Of course, trading both Swisher and Gardner would leave the Yankee outfield thin—which would immediately put them at the head of the table for going after Carl Crawford, using the money they were going to spend on Lee. Then does Montero spend time in right field, or maybe Brandon Laird makes the jump? Or maybe the Yankees resign Melky Cabrera for the outfield (making Cano very happy). Or maybe the Yankees could get by with a Thames/Hinske/Golson platoon—Ugggh.
Oakland’s Billy Beane loves 2 things: inexpensive young players and on-base percentage. And with an embarrassment of young pitching, perhaps a trade of Brett Gardner (8th in the AL in on-base percentage) Zach McAllister and Eduardo Nunez could get Trevor Cahill or Gio Gonzalez? The A’s had 85 wins last season—and improvement to their team 109 HRs and .358 slugging percentage could help them move into AL West contention. And after giving up, say, Gonzalez, they would still have, Braden, Cahill, Anderson, Mazzaro and AAA prospect, Clayton Mortenson.

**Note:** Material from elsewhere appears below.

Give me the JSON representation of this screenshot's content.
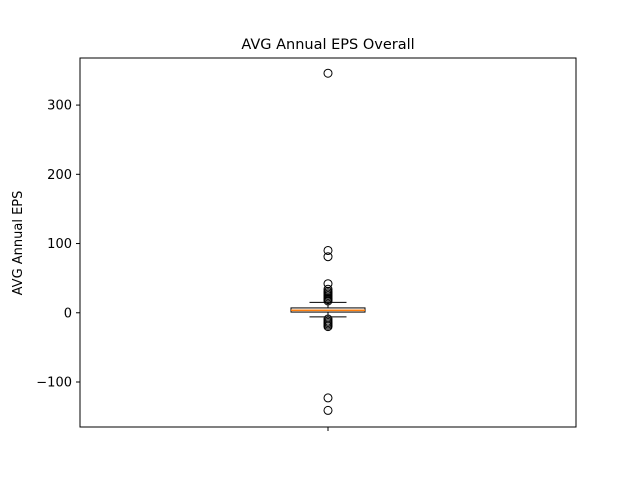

Or perhaps the Yankees could get a guy on the cusp—a AAA blue-chipper they could plug in behind Sabathia and Pettitte. The Mariners have one rock-solid ace in King Felix and 3 quality pitchers behind him. And considering all-universe minor-leaguer Michael Pineda is slotted to be a part of the Mariner rotation next year—and that the Mariner lineup was beyond deplorable—Seattle might be open to a trade with the Yankees for Luke French—their not-quite as talented quality AAA pitcher? French projects to be a 3-4 starter in a big league rotation, so heck no, he’s not Cliff Lee, but French did have a 1.165 WHIP and 2.98 in AAA this past season. So would Nick Swisher, Kevin Russo and highly regarded prospect low-A prospect Ramon Flores be enough for French and another prospect? Or how about Austin Romaine and Joba Chamberlain for French and a quality prospect? Then Ivan Nova and French can battle for the 5th spot in the rotation. Again, not as good as Cliff Lee, but a not-so-bad option. And remember: the Mariner with the most home runs had 15. Swisher, at 29, had almost double that. Ichiro had the highest OPS+ on the Mariners with a 113. Swisher had a 130+. And Chamberlain would love Safeco’s large confines and smaller spotlight. Some form of this trade might make sense.
And of course, this isn’t even the biggest Yankee off-season problem. No, that problem belongs to whomever the Yankees hire as pitching coach: fixing A.J. Burnett. Good luck to whomever gets that problem handed on his plate.